In this chapter and, in fact, throughout the book, I must confess to having spoken more frankly and critically than will please some of my kind friends in South America. Although they placed me under many obligations by their generous hospitality, I feel that it is better for all concerned that the truth should be told, even when it is unpleasant. We cannot have confidence unless we have facts. I cannot pretend to have succeeded in always finding the facts, but it has not been for lack of endeavor. I have had no interest in concealing anything favorable or unfavorable which I thought would make the picture clearer or more distinct. Were we not already deluged with so much official propaganda, it wouldhave been my privilege to tell more of the wonderful natural resources which all the South American republics possess. But just because it has not been the business of “boosters” or promoters to advertise difficulties or obstacles to progress, it becomes the more necessary for the unprejudiced traveller to lay more stress on the existing human handicaps, than on the wonderful natural resources. It is an unpleasant task, but I believe it is worth doing.
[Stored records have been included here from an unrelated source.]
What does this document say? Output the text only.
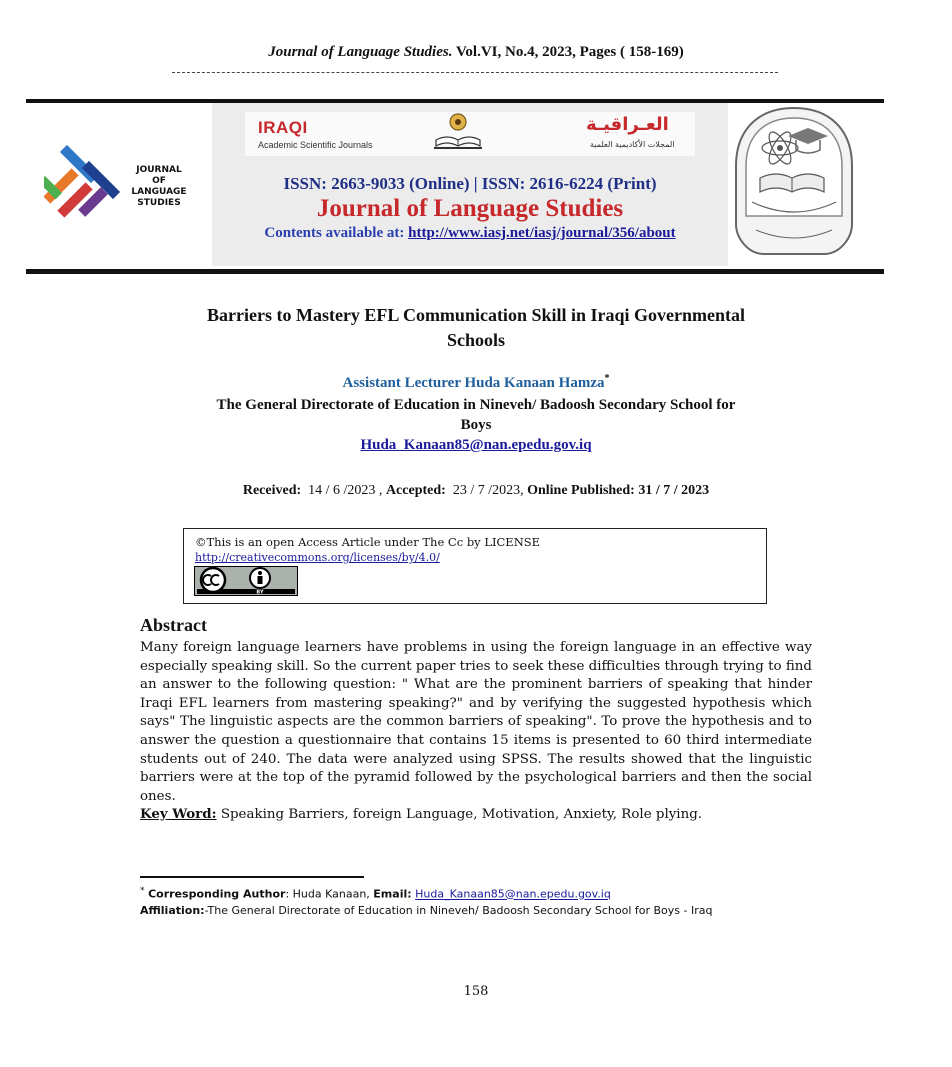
Journal of Language Studies. Vol.VI, No.4, 2023, Pages ( 158-169)
JOURNAL
OF
LANGUAGE
STUDIES
IRAQI
Academic Scientific Journals
العـراقيـة
المجلات الأكاديمية العلمية
ISSN: 2663-9033 (Online) | ISSN: 2616-6224 (Print)
Journal of Language Studies
Contents available at: http://www.iasj.net/iasj/journal/356/about
Barriers to Mastery EFL Communication Skill in Iraqi Governmental
Schools
Assistant Lecturer Huda Kanaan Hamza*
The General Directorate of Education in Nineveh/ Badoosh Secondary School for
Boys
Huda_Kanaan85@nan.epedu.gov.iq
Received: 14 / 6 /2023 , Accepted: 23 / 7 /2023, Online Published: 31 / 7 / 2023
©This is an open Access Article under The Cc by LICENSE
http://creativecommons.org/licenses/by/4.0/
BY
Abstract
Many foreign language learners have problems in using the foreign language in an effective way especially speaking skill. So the current paper tries to seek these difficulties through trying to find an answer to the following question: " What are the prominent barriers of speaking that hinder Iraqi EFL learners from mastering speaking?" and by verifying the suggested hypothesis which says" The linguistic aspects are the common barriers of speaking". To prove the hypothesis and to answer the question a questionnaire that contains 15 items is presented to 60 third intermediate students out of 240. The data were analyzed using SPSS. The results showed that the linguistic barriers were at the top of the pyramid followed by the psychological barriers and then the social ones.
Key Word: Speaking Barriers, foreign Language, Motivation, Anxiety, Role plying.
* Corresponding Author: Huda Kanaan, Email: Huda_Kanaan85@nan.epedu.gov.iq
Affiliation:-The General Directorate of Education in Nineveh/ Badoosh Secondary School for Boys - Iraq
158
I have no patience with those writers who paint everything in glowing colors and leave others to discover the truth at their own expense. Nor have I any sympathy with those who distort or emphasize disagreeable truths for the sake of creating a sensation. I will, however, plead guilty to being a prejudiced observer in so far as I am an ardent advocate of closer and more intelligent relations between the United States and the South American republics, and a firm believer in the truth that international friendships, in order to be lasting, must be built on an honest understanding of prevailing conditions and racial tendencies.